O estudo revelou que mais de 80% dos empresários reconhecem a importância do setor em momentos críticos

 

Mais um ano se inicia e com ela a crise sanitária e hospitalar volta a se agravar com o surgimento das novas variantes da Covid-19. Nem mesmo a Organização Mundial de Saúde (OMS) se arrisca a fazer qualquer previsão sobre o fim da pandemia do coronavírus. Uma pesquisa realizada pelo Instituto de Relações Públicas (IPR), analisou 300 executivos de comunicação e gerentes seniores para entender como as empresas estão preparadas para o cenário. O resultado apontou que 81% dos entrevistados reconheceram a comunicação da sua empresa como essencial ou muito importante durante a pandemia.

 

Mesmo após dois anos de experiências em um cenário pandêmico, a maioria das empresas ainda têm feito os esforços para se preparar para cenários críticos. A pesquisa do IPR mostrou que apenas 30% sentiram que suas empresas estavam “extremamente” preparadas para lidar com uma crise, enquanto 55% disseram que estavam “um pouco” preparadas. Mesmo assim, mais da metade dos entrevistados (44%) disse que seu plano de comunicação de crise não incorporou as diretrizes para doenças pandêmicas. Ainda mais preocupante, 10% dos entrevistados acreditam que não têm um plano de comunicação de crise.

 

Léo Capibaribe, diretor-geral da Capibaribe Comunicação avalia que, com a situação pandêmica, o mundo teve que se adaptar com rapidez a um novo formato de vida e um dos grandes destaques, nesse sentido, foi a transformação digital.

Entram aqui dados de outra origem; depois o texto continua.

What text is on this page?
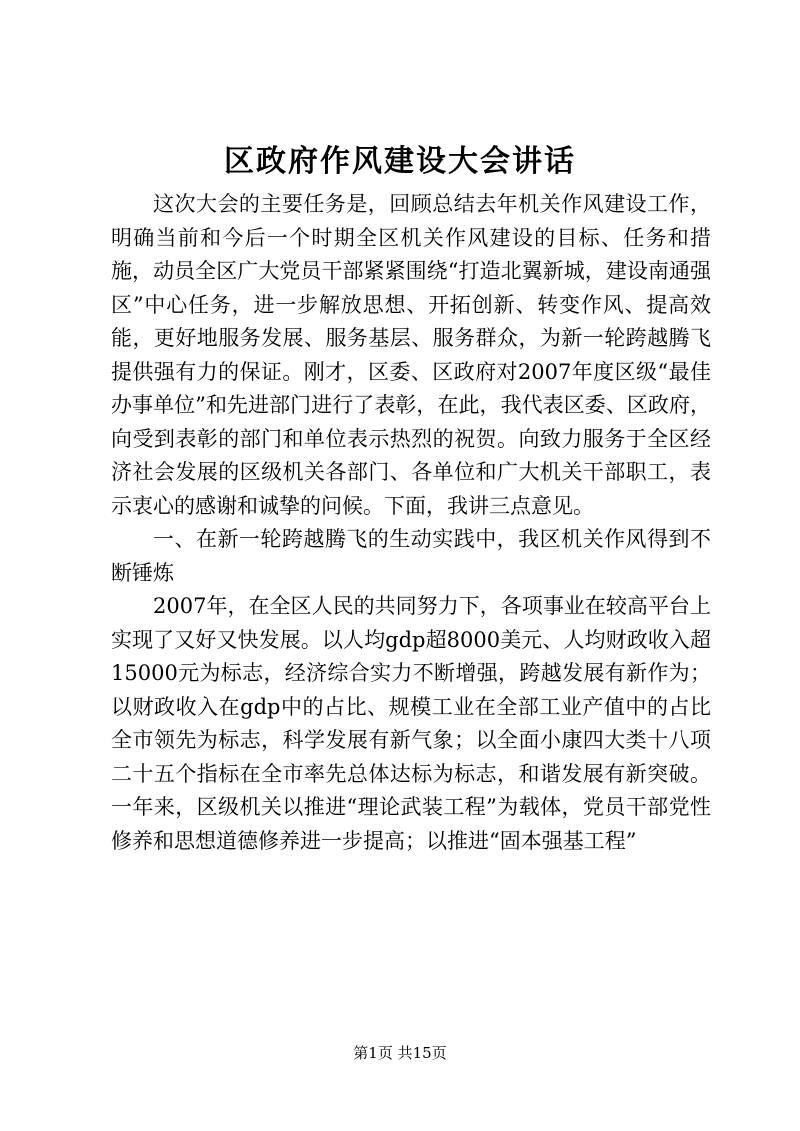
区政府作风建设大会讲话

这次大会的主要任务是，回顾总结去年机关作风建设工作，明确当前和今后一个时期全区机关作风建设的目标、任务和措施，动员全区广大党员干部紧紧围绕“打造北翼新城，建设南通强区”中心任务，进一步解放思想、开拓创新、转变作风、提高效能，更好地服务发展、服务基层、服务群众，为新一轮跨越腾飞提供强有力的保证。刚才，区委、区政府对2007年度区级“最佳办事单位”和先进部门进行了表彰，在此，我代表区委、区政府，向受到表彰的部门和单位表示热烈的祝贺。向致力服务于全区经济社会发展的区级机关各部门、各单位和广大机关干部职工，表示衷心的感谢和诚挚的问候。下面，我讲三点意见。

一、在新一轮跨越腾飞的生动实践中，我区机关作风得到不断锤炼

2007年，在全区人民的共同努力下，各项事业在较高平台上实现了又好又快发展。以人均gdp超8000美元、人均财政收入超15000元为标志，经济综合实力不断增强，跨越发展有新作为；以财政收入在gdp中的占比、规模工业在全部工业产值中的占比全市领先为标志，科学发展有新气象；以全面小康四大类十八项二十五个指标在全市率先总体达标为标志，和谐发展有新突破。一年来，区级机关以推进“理论武装工程”为载体，党员干部党性修养和思想道德修养进一步提高；以推进“固本强基工程”

第1页 共15页
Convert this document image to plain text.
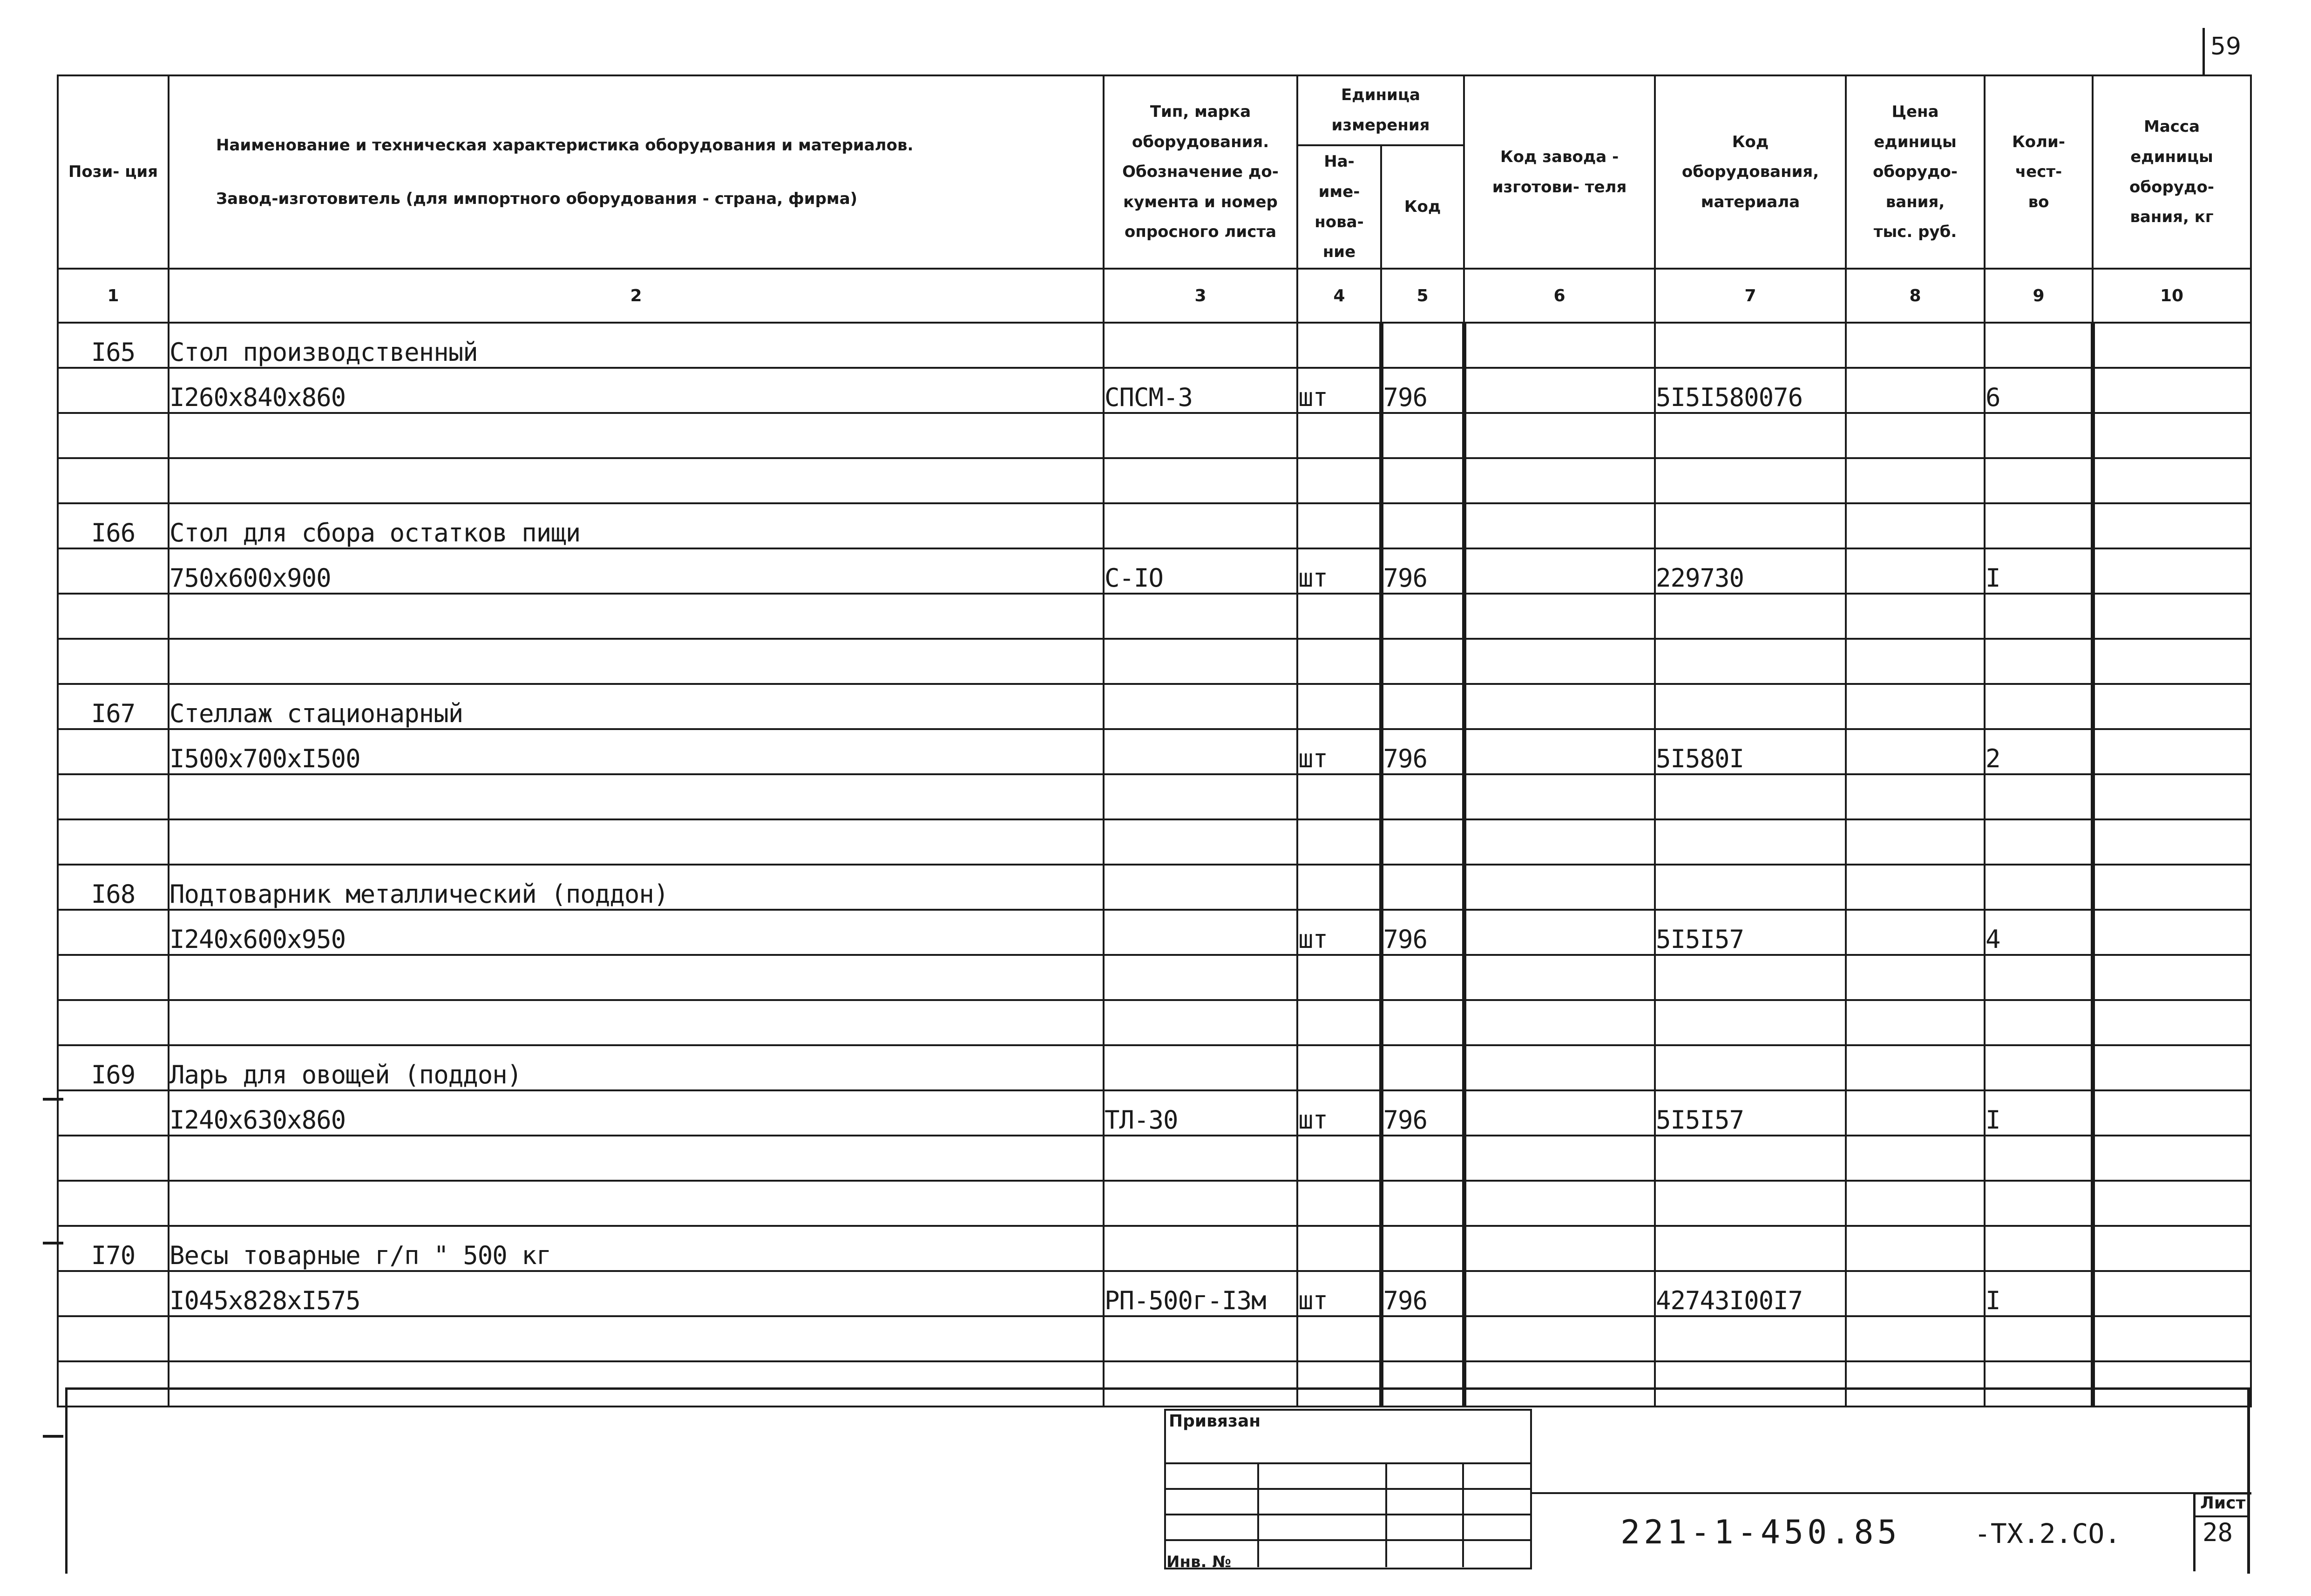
59
Пози- ция	Наименование и техническая характеристика оборудования и материалов.
Завод-изготовитель (для импортного оборудования - страна, фирма)	Тип, марка оборудования. Обозначение до- кумента и номер опросного листа	Единица измерения		Код завода - изготови- теля	Код оборудования, материала	Цена единицы оборудо- вания, тыс. руб.	Коли- чест- во	Масса единицы оборудо- вания, кг
			На- име- нова- ние	Код					
1	2	3	4	5	6	7	8	9	10
I65	Стол производственный								
	I260x840x860	СПСМ-3	шт	796		5I5I580076		6	

I66	Стол для сбора остатков пищи								
	750x600x900	С-IO	шт	796		229730		I	

I67	Стеллаж стационарный								
	I500x700xI500		шт	796		5I580I		2	

I68	Подтоварник металлический (поддон)								
	I240x600x950		шт	796		5I5I57		4	

I69	Ларь для овощей (поддон)								
	I240x630x860	ТЛ-30	шт	796		5I5I57		I	

I70	Весы товарные г/п " 500 кг								
	I045x828xI575	РП-500г-I3м	шт	796		42743I00I7		I	

Привязан
Инв. №
221-1-450.85	-ТХ.2.СО.
Лист
28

As trocas de paradigmas foram além disso e a crise trouxe, entre outras coisas, uma nova forma das marcas conduzirem as Relações Públicas. Se antes as relações eram mais presenciais, hoje, estagiários, aprendizes, funcionários efetivos e os cidadãos como um todo interagem mais virtualmente. 

 

“Essa nova realidade impôs a necessidade de ter informações mais precisas, respostas mais rápidas e estratégicas a situações imprevistas, além de monitoramento de mídia abrangente e inteligente. As trocas de paradigmas foram além disso e este cenário pós-pandêmico trouxe, entre outras coisas, uma nova forma das marcas conduzirem as Relações Públicas”, explica.

 

Os dados também apontam que a Comunicação Interna foi mais requisitada no período, sendo considerada “muito ativa” por 75% dos participantes, em comparação com os 58% do conteúdo veiculado externamente. Sobre o preparo para atender às demandas da pandemia, 46% considera que seus setores de Comunicação estavam “preparados” e 41% acredita que os departamentos estavam ”muito preparados”.

 

Também foi identificado que, desde o início da pandemia, apenas 23% das organizações revisaram inteiramente seu plano de gestão de crises, enquanto 32% afirmam ter feito algumas mudanças. Cerca de 34% não atualizaram seus planos, ou não possuem. Entre os que fizeram alterações no planejamento, 57% passaram a incluir ações que preveem novos cenários pandêmicos.